La demande de renouvellement du 9 juin 2020 est ainsi formulée :  » Que désirant se maintenir dans les lieux loués, la société requérante vient, par les présentes, solliciter le renouvellement du bail précité aux mêmes clauses et conditions à l’exception des modifications d’ordre public résultant de la Loi n°2014-426 du 18 juin 2014 et de ses décrets d’application pour une durée de 9 années entières et consécutives à compter du 1er juillet 2020 en ce qui concerne les locaux susvisés « .

L’acceptation du 3 septembre 2020 est formulée en ces termes :  » que par le présent acte la requérante consent au principe du renouvellement du bail aux mêmes clauses et conditions du bail expiré en ce accord sur le prix du loyer « .

Il ressort de ce qui précède que si le preneur a sollicité le renouvellement du bail, aucune référence au prix du loyer n’est spécifiée dans sa demande. Le bailleur ne produit aucun échange, ni aucun élément de nature à démontrer le positionnement du preneur sur le prix, et l’inclusion du prix dans l’accord et le cas échéant, de sorte que la demande de renouvellement qui ne comporte aucun chiffrage, ni aucune référence explicite au loyer apparaît exclusive du prix du loyer.

C’est à tort que le bailleur soutient que les termes  » mêmes clauses et conditions  » inclut nécessairement le prix, alors qu’il est relevé en contradiction avec son raisonnement que dans son propre acte d’acceptation, il fait quant à lui référence spécifiquement au prix par la formule  » en ce accord sur le prix du loyer « , de sorte qu’il jugeait nécessairement équivoque la formule  » mêmes clauses et conditions  » sans référence au prix du loyer. Au surplus, la référence au prix du loyer côté bailleur n’emporte pas davantage la conviction sur le fait que les parties sont convenues d’un prix, en l’absence de tout chiffrage.

Il en résulte que la portée de l’accord dans le cadre de la demande de renouvellement se borne au principe du renouvellement du bail à l’exclusion du prix du loyer.

Sur l’exercice du droit d’option

Aux termes de l’alinéa 2 de l’article L.145-57 du code de commerce, dans le délai d’un mois qui suit la signification de la décision définitive, les parties dressent un nouveau bail dans les conditions fixées judiciairement, à moins que le locataire renonce au renouvellement ou que le bailleur refuse celui-ci, à charge de celle des parties qui a manifesté son désaccord de supporter tous les frais. Faute par le bailleur d’avoir envoyé dans ce délai à la signature du preneur le projet de bail conforme à la décision susvisée ou, faute d’accord dans le mois de cet envoi, l’ordonnance ou l’arrêt fixant le prix ou les conditions du nouveau bail vaut bail.

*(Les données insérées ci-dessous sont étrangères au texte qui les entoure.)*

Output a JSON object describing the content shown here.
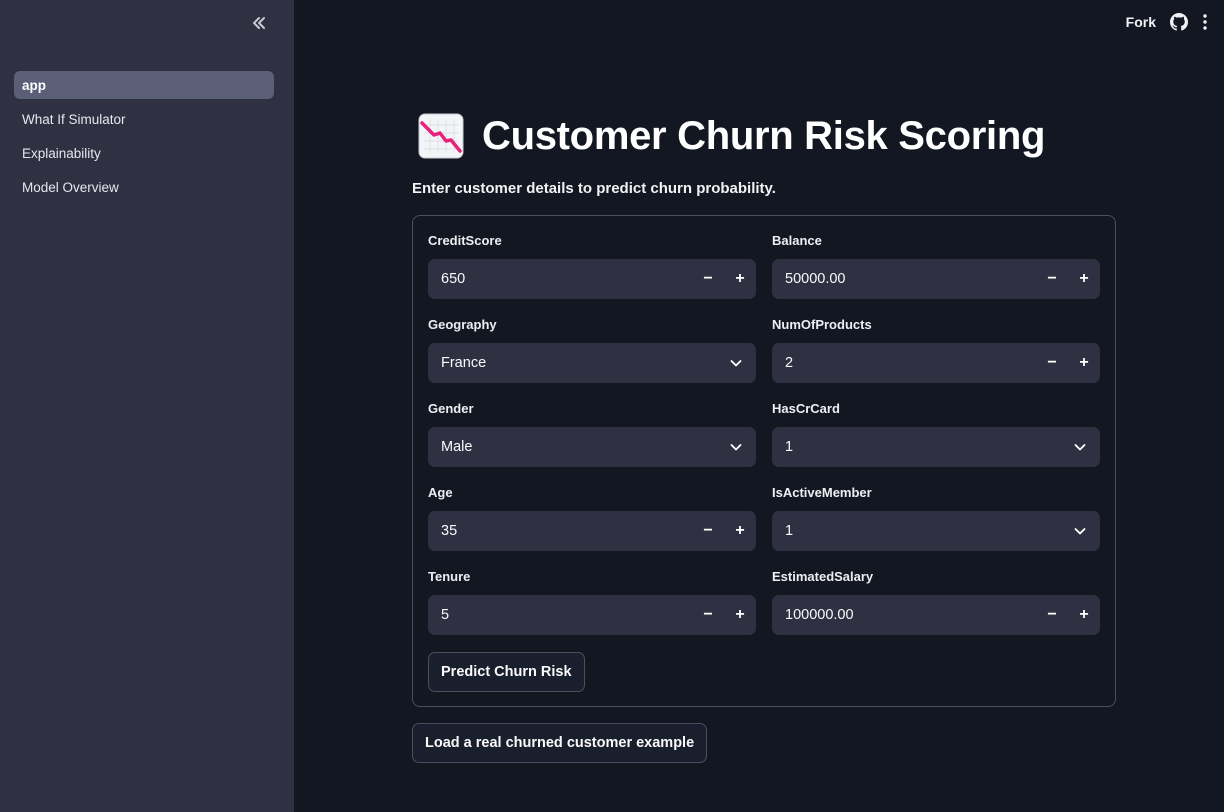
{
  "sidebar": {
    "items": [
      {
        "label": "app",
        "active": true
      },
      {
        "label": "What If Simulator",
        "active": false
      },
      {
        "label": "Explainability",
        "active": false
      },
      {
        "label": "Model Overview",
        "active": false
      }
    ],
    "collapse_icon": "double-chevron-left-icon"
  },
  "topbar": {
    "fork_label": "Fork",
    "github_icon": "github-icon",
    "menu_icon": "kebab-menu-icon"
  },
  "main": {
    "title": "Customer Churn Risk Scoring",
    "title_icon": "chart-decreasing-icon",
    "subtitle": "Enter customer details to predict churn probability."
  },
  "form": {
    "credit_score": {
      "label": "CreditScore",
      "value": "650"
    },
    "balance": {
      "label": "Balance",
      "value": "50000.00"
    },
    "geography": {
      "label": "Geography",
      "value": "France"
    },
    "num_products": {
      "label": "NumOfProducts",
      "value": "2"
    },
    "gender": {
      "label": "Gender",
      "value": "Male"
    },
    "has_cr_card": {
      "label": "HasCrCard",
      "value": "1"
    },
    "age": {
      "label": "Age",
      "value": "35"
    },
    "is_active_member": {
      "label": "IsActiveMember",
      "value": "1"
    },
    "tenure": {
      "label": "Tenure",
      "value": "5"
    },
    "estimated_salary": {
      "label": "EstimatedSalary",
      "value": "100000.00"
    },
    "stepper_minus": "−",
    "stepper_plus": "+",
    "predict_label": "Predict Churn Risk"
  },
  "example_button_label": "Load a real churned customer example",
  "colors": {
    "app_bg": "#131722",
    "sidebar_bg": "#2f3142",
    "input_bg": "#2f3142",
    "active_nav_bg": "#5a5e77",
    "border": "#4a4e5e",
    "emoji_line": "#e8217a"
  }
}
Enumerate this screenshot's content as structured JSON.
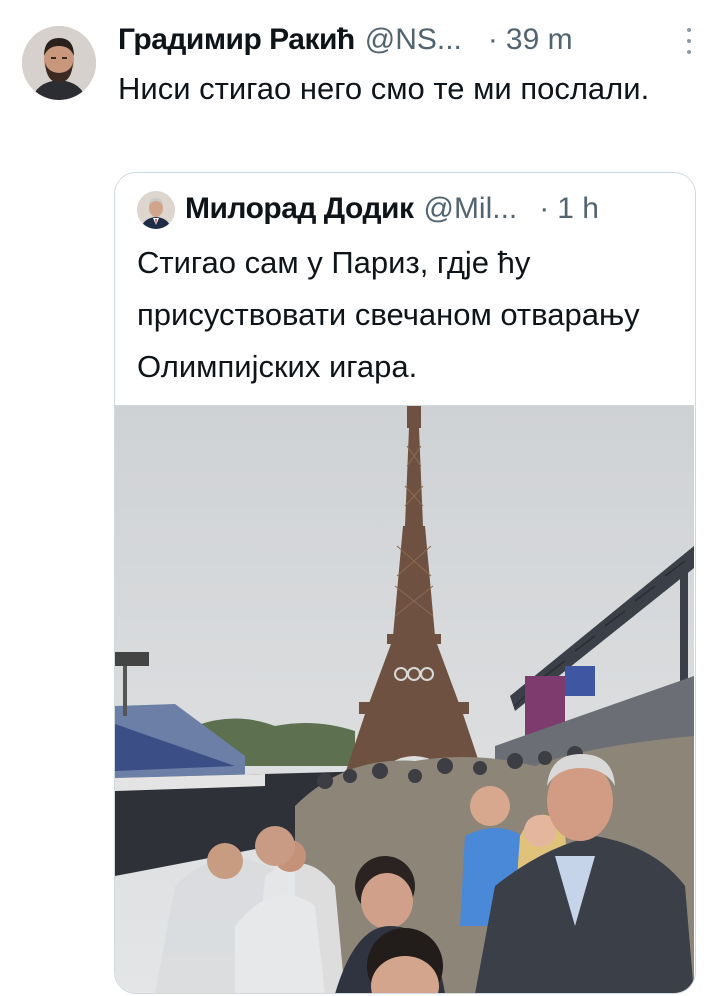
{
  "tweet": {
    "author_name": "Градимир Ракић",
    "author_handle": "@NS...",
    "separator": "·",
    "time": "39 m",
    "text": "Ниси стигао него смо те ми послали.",
    "avatar_icon": "profile-photo-bearded-man",
    "more_icon": "vertical-ellipsis-icon"
  },
  "quoted": {
    "author_name": "Милорад Додик",
    "author_handle": "@Mil...",
    "separator": "·",
    "time": "1 h",
    "text": "Стигао сам у Париз, гдје ћу присуствовати свечаном отварању Олимпијских игара.",
    "avatar_icon": "profile-photo-man-suit",
    "media_description_icon": "photo-eiffel-tower-stadium-crowd"
  },
  "colors": {
    "text": "#0f1419",
    "secondary": "#536471",
    "border": "#cfd9de",
    "sky": "#d7d9db"
  }
}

Il est constant que le droit d’ option ne peut être exercé qu’à défaut d’accord des parties sur le prix du bail renouvelé.

En l’espèce, par acte extrajudiciaire du 3 septembre 2020, la SARL SOGI 20 a notifié à la SCI PARDES PATRIMOINE l’exercice de son droit d’option sur le fondement de l’article L.145-57 du code de commerce.

Ainsi qu’il a été examiné, à défaut d’accord des parties constaté sur le prix du bail renouvelé, l’exercice du droit d’option pouvait intervenir à tout moment avant l’échéance d’un mois suivant la signification d’une décision définitive en fixation du loyer judiciaire. Aucune procédure en fixation judiciaire du loyer n’a été diligentée par les parties, de sorte que l’option doit être considérée comme ayant été exercée dans les délais.

La validité de l’option n’ayant fait l’objet d’une critique que sur le moyen unique tiré de l’existence d’un accord des parties sur les prix, le moyen ayant été rejeté, il convient de considérer l’exercice du droit d’option valide.

En conséquence de l’exercice du droit d’option, le bail renouvelé à compter du 1er juillet 2020 s’est éteint rétroactivement à cette même date.

Sur les demandes en paiement

Selon les articles 1134 et 1728 du code civil dans leur rédaction applicable au présent contrat, les conventions légalement formées tiennent lieu de loi à ceux qui les ont faites et le preneur est tenu de deux obligations principales, soit d’user de la chose louée raisonnablement, et suivant la destination qui lui a été donnée par le bail et de payer le prix du bail aux termes convenus.

En l’espèce, en l’absence de bail renouvelé, les demandes en paiement de loyers et de charges du bailleur ne peuvent prospérer. Elles seront rejetées.

S’agissant de l’occupation des lieux entre le 1er juillet 2020 et le 30 septembre 2020, date du départ effectif, il est constaté que le bailleur ne formule à titre subsidiaire aucune demande en indemnité statutaire.

Sur les autres demandes

L’article 696 du code de procédure civile prévoit que la partie perdante est condamnée aux dépens, à moins que le juge, par décision motivée, n’en mette la totalité ou une fraction à la charge d’une autre partie.

En l’espèce, la SCI PARDES PATRIMOINE ayant succombé dans ses demandes sera condamnée aux entiers dépens.

L’article 700 du code de procédure civile prévoit que la partie condamnée aux dépens ou qui perd son procès peut être condamnée à payer à l’autre partie au paiement d’une somme destinée à compenser les frais exposés pour le procès et non compris dans les dépens. Dans ce cadre, le juge tient compte de l’équité ou de la situation économique des parties.

En l’espèce, la SCI PARDES PATRIMOINE sera condamnée à payer à la SARL SOGI 20 la somme de 3.500 euros au titre de l’article 700 du code de procédure civile.

PAR CES MOTIFS

Le tribunal, statuant publiquement par jugement contradictoire, en premier ressort, mis à disposition au greffe à la date du délibéré;

– Constate le principe du renouvellement du bail du 14 mai 2008 liant la SCI PARDES PATRIMOINE et la SARL SOGI 20 concernant les locaux commerciaux sis [Adresse 3] à [Localité 6], à compter du 1er juillet 2020;

– Constate que par l’exercice du droit d’option de la SARL SOGI 20 fondé sur l’article L.145-57 du code de commerce le bail renouvelé à compter du 1er juillet 2020 s’est éteint rétroactivement à cette même date ;

– Rejette la demande en paiement des loyers et des charges de la SCI PARDES PATRIMOINE pour la période postérieure au 1er juillet 2020 ;

– Constate l’absence de demande indemnitaire pour la période d’occupation entre le 1er juillet 2020 et le 30 septembre 2020 ;

– Condamne la SCI PARDES PATRIMOINE aux entiers dépens;

– Condamne la SCI PARDES PATRIMOINE à payer à la SARL SOGI 20 la somme de 3.500 euros au titre de l’article 700 du code de procédure civile ;

– Rejette le surplus des demandes ;

– Rappelle que l’exécution provisoire est de droit.

Fait et jugé à Paris le 07 Janvier 2025.